COVID-19 pandemic brought a lot of interest to broad spectrum antiviral drugs, since the drug effective against some other viruses can sometimes be effective against the particular coronavirus. These drugs usually include ones that are focusing on virus targets, since those are usually more consistent than the viruses themselves. The new study by Israel researchers attempted to determine if the glycosphingolipid synthesis can become a target for such antiviral drugs.
Virus's survival fully depends on cellular mechanisms of their host cells, so their main goal is to get through the membrane inside the cell, which is why the dynamics of the membrane components play a big role in preventing the virus infiltration. Glycosphingolipids are a subtype of glycolipids presented in cell membranes, who are responsible for lateral and vertical segregation of receptors required for attachment, membrane fusion and endocytosis, as well as in intracellular replication, assembly and release of viruses. It is proven, that their level increases in case of the infection.
Researchers studied the antiviral effect of 2 specific GCS (glucosylceramide - an enzyme, responsible for sphingolipid production) inhibitor.
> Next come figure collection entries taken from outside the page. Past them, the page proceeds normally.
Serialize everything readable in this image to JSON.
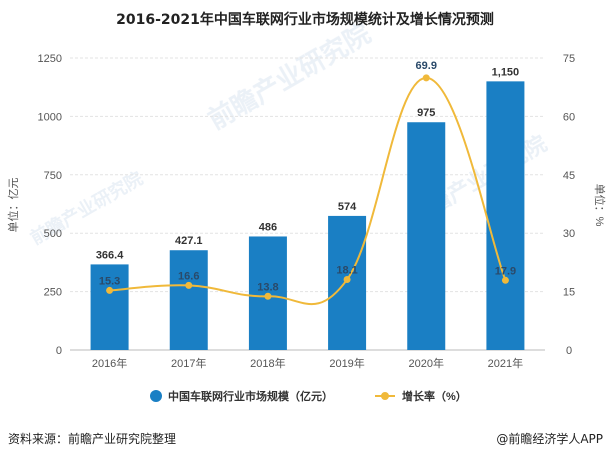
{
  "chart_data": {
    "type": "bar",
    "title": "2016-2021年中国车联网行业市场规模统计及增长情况预测",
    "categories": [
      "2016年",
      "2017年",
      "2018年",
      "2019年",
      "2020年",
      "2021年"
    ],
    "series": [
      {
        "name": "中国车联网行业市场规模（亿元）",
        "type": "bar",
        "axis": "left",
        "color": "#1a7fc4",
        "values": [
          366.4,
          427.1,
          486,
          574,
          975,
          1150
        ],
        "labels": [
          "366.4",
          "427.1",
          "486",
          "574",
          "975",
          "1,150"
        ]
      },
      {
        "name": "增长率（%）",
        "type": "line",
        "axis": "right",
        "color": "#f0b93a",
        "values": [
          15.3,
          16.6,
          13.8,
          18.1,
          69.9,
          17.9
        ],
        "labels": [
          "15.3",
          "16.6",
          "13.8",
          "18.1",
          "69.9",
          "17.9"
        ]
      }
    ],
    "ylabel": "单位：亿元",
    "ylabel_right": "单位：%",
    "ylim": [
      0,
      1250
    ],
    "ylim_right": [
      0,
      75
    ],
    "yticks": [
      "0",
      "250",
      "500",
      "750",
      "1000",
      "1250"
    ],
    "yticks_right": [
      "0",
      "15",
      "30",
      "45",
      "60",
      "75"
    ],
    "legend_position": "bottom"
  },
  "watermark": "前瞻产业研究院",
  "footer": {
    "source": "资料来源：前瞻产业研究院整理",
    "credit": "@前瞻经济学人APP"
  }
}
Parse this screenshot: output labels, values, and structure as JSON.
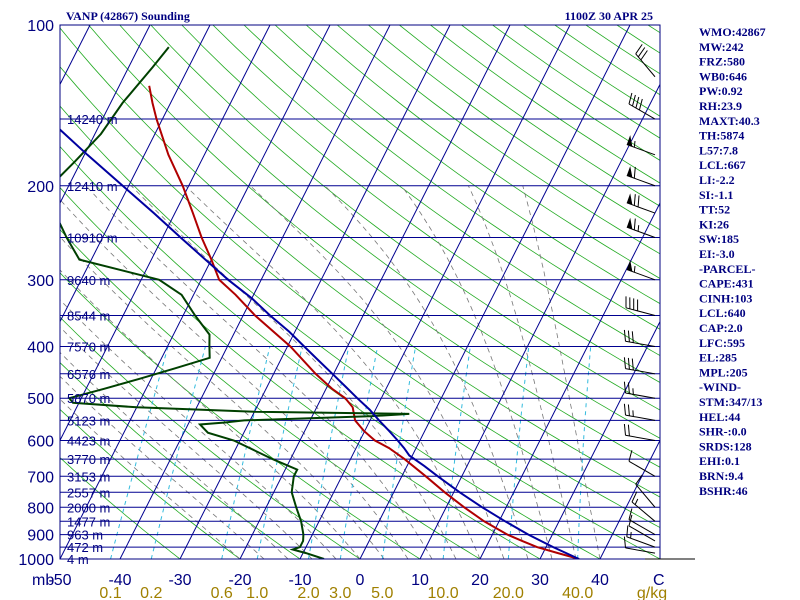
{
  "header": {
    "station": "VANP (42867) Sounding",
    "time": "1100Z 30 APR 25"
  },
  "indices": [
    "WMO:42867",
    "MW:242",
    "FRZ:580",
    "WB0:646",
    "PW:0.92",
    "RH:23.9",
    "MAXT:40.3",
    "TH:5874",
    "L57:7.8",
    "LCL:667",
    "LI:-2.2",
    "SI:-1.1",
    "TT:52",
    "KI:26",
    "SW:185",
    "EI:-3.0",
    "-PARCEL-",
    "CAPE:431",
    "CINH:103",
    "LCL:640",
    "CAP:2.0",
    "LFC:595",
    "EL:285",
    "MPL:205",
    "-WIND-",
    "STM:347/13",
    "HEL:44",
    "SHR-:0.0",
    "SRDS:128",
    "EHI:0.1",
    "BRN:9.4",
    "BSHR:46"
  ],
  "chart_data": {
    "type": "line",
    "title": "VANP (42867) Sounding",
    "subtitle": "1100Z 30 APR 25",
    "x_axis": {
      "unit_label": "C",
      "range": [
        -50,
        50
      ],
      "ticks": [
        "-50",
        "-40",
        "-30",
        "-20",
        "-10",
        "0",
        "10",
        "20",
        "30",
        "40"
      ],
      "skew_per_decade": 45
    },
    "y_axis": {
      "unit_label": "mb",
      "scale": "log",
      "range": [
        1000,
        100
      ],
      "ticks": [
        "100",
        "200",
        "300",
        "400",
        "500",
        "600",
        "700",
        "800",
        "900",
        "1000"
      ]
    },
    "height_labels": [
      {
        "p": 150,
        "label": "14240 m"
      },
      {
        "p": 200,
        "label": "12410 m"
      },
      {
        "p": 250,
        "label": "10910 m"
      },
      {
        "p": 300,
        "label": "9640 m"
      },
      {
        "p": 350,
        "label": "8544 m"
      },
      {
        "p": 400,
        "label": "7570 m"
      },
      {
        "p": 450,
        "label": "6576 m"
      },
      {
        "p": 500,
        "label": "5870 m"
      },
      {
        "p": 550,
        "label": "5123 m"
      },
      {
        "p": 600,
        "label": "4423 m"
      },
      {
        "p": 650,
        "label": "3770 m"
      },
      {
        "p": 700,
        "label": "3153 m"
      },
      {
        "p": 750,
        "label": "2557 m"
      },
      {
        "p": 800,
        "label": "2000 m"
      },
      {
        "p": 850,
        "label": "1477 m"
      },
      {
        "p": 900,
        "label": "963 m"
      },
      {
        "p": 950,
        "label": "472 m"
      },
      {
        "p": 1000,
        "label": "4 m"
      }
    ],
    "mixing_ratio_labels": [
      "0.1",
      "0.2",
      "0.6",
      "1.0",
      "2.0",
      "3.0",
      "5.0",
      "10.0",
      "20.0",
      "40.0",
      "g/kg"
    ],
    "mixing_ratio_values": [
      0.1,
      0.2,
      0.6,
      1.0,
      2.0,
      3.0,
      5.0,
      10.0,
      20.0,
      40.0
    ],
    "series": [
      {
        "role": "temperature",
        "color": "#b00000",
        "points": [
          [
            1000,
            36.5
          ],
          [
            975,
            32.5
          ],
          [
            950,
            28.5
          ],
          [
            925,
            25.5
          ],
          [
            900,
            22.5
          ],
          [
            850,
            17.5
          ],
          [
            800,
            13
          ],
          [
            750,
            8.5
          ],
          [
            700,
            4
          ],
          [
            650,
            -1
          ],
          [
            620,
            -4.5
          ],
          [
            600,
            -7.5
          ],
          [
            575,
            -10.2
          ],
          [
            550,
            -12.5
          ],
          [
            520,
            -14
          ],
          [
            500,
            -16
          ],
          [
            480,
            -19
          ],
          [
            450,
            -23
          ],
          [
            400,
            -29.5
          ],
          [
            350,
            -38
          ],
          [
            320,
            -43
          ],
          [
            300,
            -47
          ],
          [
            275,
            -50
          ],
          [
            250,
            -53.5
          ],
          [
            225,
            -57
          ],
          [
            200,
            -61
          ],
          [
            175,
            -66
          ],
          [
            150,
            -71
          ],
          [
            140,
            -73
          ],
          [
            130,
            -75
          ]
        ]
      },
      {
        "role": "dewpoint",
        "color": "#004000",
        "points": [
          [
            1000,
            -6
          ],
          [
            975,
            -9.5
          ],
          [
            960,
            -12
          ],
          [
            950,
            -11
          ],
          [
            925,
            -11
          ],
          [
            900,
            -11.5
          ],
          [
            850,
            -13
          ],
          [
            800,
            -15
          ],
          [
            750,
            -17
          ],
          [
            700,
            -18
          ],
          [
            680,
            -18
          ],
          [
            650,
            -23
          ],
          [
            600,
            -31
          ],
          [
            580,
            -36
          ],
          [
            560,
            -38
          ],
          [
            555,
            -34
          ],
          [
            550,
            -31
          ],
          [
            540,
            -10
          ],
          [
            535,
            -4
          ],
          [
            530,
            -30
          ],
          [
            520,
            -50
          ],
          [
            510,
            -61
          ],
          [
            500,
            -62
          ],
          [
            480,
            -57
          ],
          [
            460,
            -52
          ],
          [
            440,
            -47
          ],
          [
            420,
            -42
          ],
          [
            400,
            -43
          ],
          [
            380,
            -44
          ],
          [
            350,
            -48
          ],
          [
            320,
            -52
          ],
          [
            300,
            -57
          ],
          [
            275,
            -72
          ],
          [
            250,
            -76
          ],
          [
            225,
            -80
          ],
          [
            200,
            -83
          ],
          [
            180,
            -81
          ],
          [
            160,
            -79
          ],
          [
            140,
            -78
          ],
          [
            120,
            -76
          ],
          [
            110,
            -75
          ]
        ]
      },
      {
        "role": "parcel",
        "color": "#0000a0",
        "points": [
          [
            1000,
            36.5
          ],
          [
            950,
            31.2
          ],
          [
            900,
            26
          ],
          [
            850,
            21
          ],
          [
            800,
            16
          ],
          [
            750,
            11
          ],
          [
            700,
            6
          ],
          [
            670,
            2.9
          ],
          [
            640,
            -0.5
          ],
          [
            620,
            -2
          ],
          [
            600,
            -3.7
          ],
          [
            575,
            -6
          ],
          [
            550,
            -8.5
          ],
          [
            525,
            -11
          ],
          [
            500,
            -14
          ],
          [
            475,
            -17
          ],
          [
            450,
            -20.2
          ],
          [
            425,
            -23.6
          ],
          [
            400,
            -27.2
          ],
          [
            375,
            -31
          ],
          [
            350,
            -35.5
          ],
          [
            325,
            -40
          ],
          [
            300,
            -45.5
          ],
          [
            275,
            -51
          ],
          [
            250,
            -57
          ],
          [
            225,
            -63.5
          ],
          [
            200,
            -71
          ],
          [
            175,
            -79.5
          ],
          [
            150,
            -89
          ],
          [
            130,
            -97
          ],
          [
            120,
            -101
          ]
        ]
      }
    ],
    "wind_barbs": [
      {
        "p": 1000,
        "dir": 0,
        "kt": 0
      },
      {
        "p": 975,
        "dir": 280,
        "kt": 10
      },
      {
        "p": 950,
        "dir": 290,
        "kt": 15
      },
      {
        "p": 925,
        "dir": 300,
        "kt": 10
      },
      {
        "p": 900,
        "dir": 300,
        "kt": 10
      },
      {
        "p": 850,
        "dir": 310,
        "kt": 15
      },
      {
        "p": 800,
        "dir": 320,
        "kt": 10
      },
      {
        "p": 700,
        "dir": 300,
        "kt": 10
      },
      {
        "p": 600,
        "dir": 280,
        "kt": 20
      },
      {
        "p": 550,
        "dir": 280,
        "kt": 25
      },
      {
        "p": 500,
        "dir": 280,
        "kt": 25
      },
      {
        "p": 450,
        "dir": 280,
        "kt": 30
      },
      {
        "p": 400,
        "dir": 280,
        "kt": 30
      },
      {
        "p": 350,
        "dir": 285,
        "kt": 40
      },
      {
        "p": 300,
        "dir": 290,
        "kt": 55
      },
      {
        "p": 250,
        "dir": 290,
        "kt": 65
      },
      {
        "p": 225,
        "dir": 290,
        "kt": 70
      },
      {
        "p": 200,
        "dir": 290,
        "kt": 60
      },
      {
        "p": 175,
        "dir": 290,
        "kt": 55
      },
      {
        "p": 150,
        "dir": 300,
        "kt": 40
      },
      {
        "p": 125,
        "dir": 320,
        "kt": 30
      }
    ]
  }
}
The tested drugs were Genz-123346, an analogue of the FDA-approved drug eliglustat (Cerdelga®) and GENZ-667161, an analogue of venglustat which is currently under clinical trials for the LSDs, Gaucher’s disease, Fabry disease, and Tay-Sachs disease, and is in a Phase 3 pivotal trial for autosomal-dominant polycystic kidney disease.
It was found that both drugs block the replication of 4 membrane viruses with different infiltration mechanisms and different target organs. This group of viruses included SARS-CoV-2, as well as adapted influenza virus A, Sindbis virus and West Nile virus.
Results of the research showcase the membrane components inhibitors' effectiveness as broad spectrum antiviral drugs, although their mechanism is still not fully known. The drugs are still needed to go through the clinical trials, but their analogues, that are already approved, can be used in SARS-CoV-2 treatment and they can also improve the effectiveness of drugs that target the viral proteins.